Summary and full case available here, courtesy of The Colorado Lawyer.

Tenth Circuit: Officers Had Ample Evidence of Defendant’s Presence When Executing Arrest Warrant

The Tenth Circuit Court of Appeals issued its opinion in United States v. Denson on Tuesday, December 30, 2014.

Steven Denson was convicted of armed robbery and served prison time. After being released from prison, though, he did not report to his probation officer as required. Eventually, authorities found his name on a residential Wichita utility account and secured an arrest warrant. Officers used a hand-held Doppler device and other evidence to determine that the residence had one occupant, and, when no one answered the door, forced their way into the residence, where they found Denson and a stash of guns. Denson pled guilty to possession of firearms but reserved the right to appeal the district court’s denial of his Fourth Amendment motion to suppress. He sought reversal from the Tenth Circuit on three grounds. He contended (1) officers entered his home without reason to believe he was present, (2) officers lacked a lawful basis to search his home after arresting him, and (3) officers had no right to seize his guns.
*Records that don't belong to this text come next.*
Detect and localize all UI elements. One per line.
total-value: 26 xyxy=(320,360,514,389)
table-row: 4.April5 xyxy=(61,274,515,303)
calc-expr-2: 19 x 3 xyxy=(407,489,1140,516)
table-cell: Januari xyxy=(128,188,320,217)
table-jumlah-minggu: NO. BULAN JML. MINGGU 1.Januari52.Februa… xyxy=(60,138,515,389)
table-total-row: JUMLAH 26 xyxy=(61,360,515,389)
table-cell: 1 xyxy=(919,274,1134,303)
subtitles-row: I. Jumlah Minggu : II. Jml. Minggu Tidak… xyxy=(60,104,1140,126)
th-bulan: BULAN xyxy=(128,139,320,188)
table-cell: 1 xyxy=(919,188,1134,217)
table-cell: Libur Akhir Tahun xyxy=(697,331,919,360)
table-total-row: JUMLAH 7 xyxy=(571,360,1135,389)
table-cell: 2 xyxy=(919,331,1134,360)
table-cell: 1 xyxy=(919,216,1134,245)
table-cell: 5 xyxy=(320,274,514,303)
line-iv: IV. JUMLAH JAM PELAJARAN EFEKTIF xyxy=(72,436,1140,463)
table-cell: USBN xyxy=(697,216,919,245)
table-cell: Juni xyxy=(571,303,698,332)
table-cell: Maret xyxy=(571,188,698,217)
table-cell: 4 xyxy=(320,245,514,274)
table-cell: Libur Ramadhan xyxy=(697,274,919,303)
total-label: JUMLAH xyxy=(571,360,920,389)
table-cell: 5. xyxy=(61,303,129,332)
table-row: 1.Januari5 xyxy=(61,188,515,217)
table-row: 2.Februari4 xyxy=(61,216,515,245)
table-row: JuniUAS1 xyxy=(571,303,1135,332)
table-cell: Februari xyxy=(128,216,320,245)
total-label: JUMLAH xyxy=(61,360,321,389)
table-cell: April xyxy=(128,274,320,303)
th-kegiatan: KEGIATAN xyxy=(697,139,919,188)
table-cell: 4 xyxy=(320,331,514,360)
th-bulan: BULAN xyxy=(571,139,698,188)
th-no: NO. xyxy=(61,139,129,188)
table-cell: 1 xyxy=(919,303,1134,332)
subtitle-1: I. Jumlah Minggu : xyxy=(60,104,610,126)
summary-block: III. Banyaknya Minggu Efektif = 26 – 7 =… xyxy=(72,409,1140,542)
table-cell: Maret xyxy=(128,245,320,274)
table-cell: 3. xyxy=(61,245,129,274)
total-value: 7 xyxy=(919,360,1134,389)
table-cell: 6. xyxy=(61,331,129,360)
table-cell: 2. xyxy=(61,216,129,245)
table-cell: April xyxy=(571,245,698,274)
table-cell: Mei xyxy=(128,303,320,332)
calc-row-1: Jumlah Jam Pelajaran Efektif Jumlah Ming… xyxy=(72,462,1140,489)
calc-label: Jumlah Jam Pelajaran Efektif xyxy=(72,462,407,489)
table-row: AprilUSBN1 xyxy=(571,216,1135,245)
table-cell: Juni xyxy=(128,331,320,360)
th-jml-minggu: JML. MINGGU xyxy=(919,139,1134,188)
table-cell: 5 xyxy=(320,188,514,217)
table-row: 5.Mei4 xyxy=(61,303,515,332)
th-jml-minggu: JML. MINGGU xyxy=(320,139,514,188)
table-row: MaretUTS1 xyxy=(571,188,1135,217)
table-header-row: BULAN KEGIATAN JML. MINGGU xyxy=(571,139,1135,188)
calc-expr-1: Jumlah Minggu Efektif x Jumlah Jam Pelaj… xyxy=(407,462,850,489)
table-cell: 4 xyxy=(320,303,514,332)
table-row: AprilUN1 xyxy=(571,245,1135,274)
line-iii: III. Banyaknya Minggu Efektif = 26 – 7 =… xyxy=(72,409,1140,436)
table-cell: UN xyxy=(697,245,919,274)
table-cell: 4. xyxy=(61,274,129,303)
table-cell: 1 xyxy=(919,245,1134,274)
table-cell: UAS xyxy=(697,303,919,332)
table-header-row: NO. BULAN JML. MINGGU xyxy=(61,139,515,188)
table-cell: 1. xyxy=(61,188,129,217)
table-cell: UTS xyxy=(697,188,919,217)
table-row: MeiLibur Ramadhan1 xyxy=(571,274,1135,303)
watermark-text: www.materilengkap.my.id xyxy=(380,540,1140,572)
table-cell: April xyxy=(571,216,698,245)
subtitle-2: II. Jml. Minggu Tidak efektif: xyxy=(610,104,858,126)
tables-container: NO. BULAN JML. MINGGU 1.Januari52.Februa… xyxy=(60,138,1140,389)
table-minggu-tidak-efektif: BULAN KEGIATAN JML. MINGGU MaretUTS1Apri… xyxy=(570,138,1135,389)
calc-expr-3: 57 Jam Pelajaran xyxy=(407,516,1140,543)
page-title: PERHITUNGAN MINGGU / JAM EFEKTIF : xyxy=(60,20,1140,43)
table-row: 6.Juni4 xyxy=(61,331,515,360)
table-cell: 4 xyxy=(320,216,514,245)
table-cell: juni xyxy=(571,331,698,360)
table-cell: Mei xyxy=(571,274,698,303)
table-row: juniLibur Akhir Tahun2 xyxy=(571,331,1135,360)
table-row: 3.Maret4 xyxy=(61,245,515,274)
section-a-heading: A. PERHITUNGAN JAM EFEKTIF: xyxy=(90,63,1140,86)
The Tenth Circuit found that the officers had probable cause to infer that Denson was home before entering the residence. Denson had opened a residential utility account in his name on only the one residence; he hadn’t reported any recent earnings, leading officers to suspect he was unemployed; he was hiding from law enforcement, making it unlikely he was out and about; and the house’s electric meter was especially active, leading officers to infer someone in the house was using electricity. Although the Tenth Circuit found the Doppler evidence to verge on an unlawful intrusion into Denson’s privacy, they found ample other evidence  to infer that someone was home when officers executed the arrest warrant.

The Tenth Circuit next addressed Denson’s argument that the search was unlawful. The Tenth Circuit relied on well-settled law to find that the officers were allowed to conduct a “quick and limited search of the premises” in order to ensure their safety. Because the officers knew Denson was a fugitive, had a history of violent crime, was a gang member, and had violent associations, they had ample reason to conduct a cursory search of the residence.

Denson’s final argument was that the officers lacked probable cause to seize the weapons. However, Denson had a prior felony conviction, and he was not allowed to possess the firearms. Addressing his contention that the weapons belonged to his roommate, the Tenth Circuit found that the possession standard is met when a felon has knowledge of and access to the weapons in question. The guns in Denson’s house were not locked and were available in a closet to anyone who wished to enter the closet. The officers were well within their rights to seize the weapons.

The district court’s judgment was affirmed.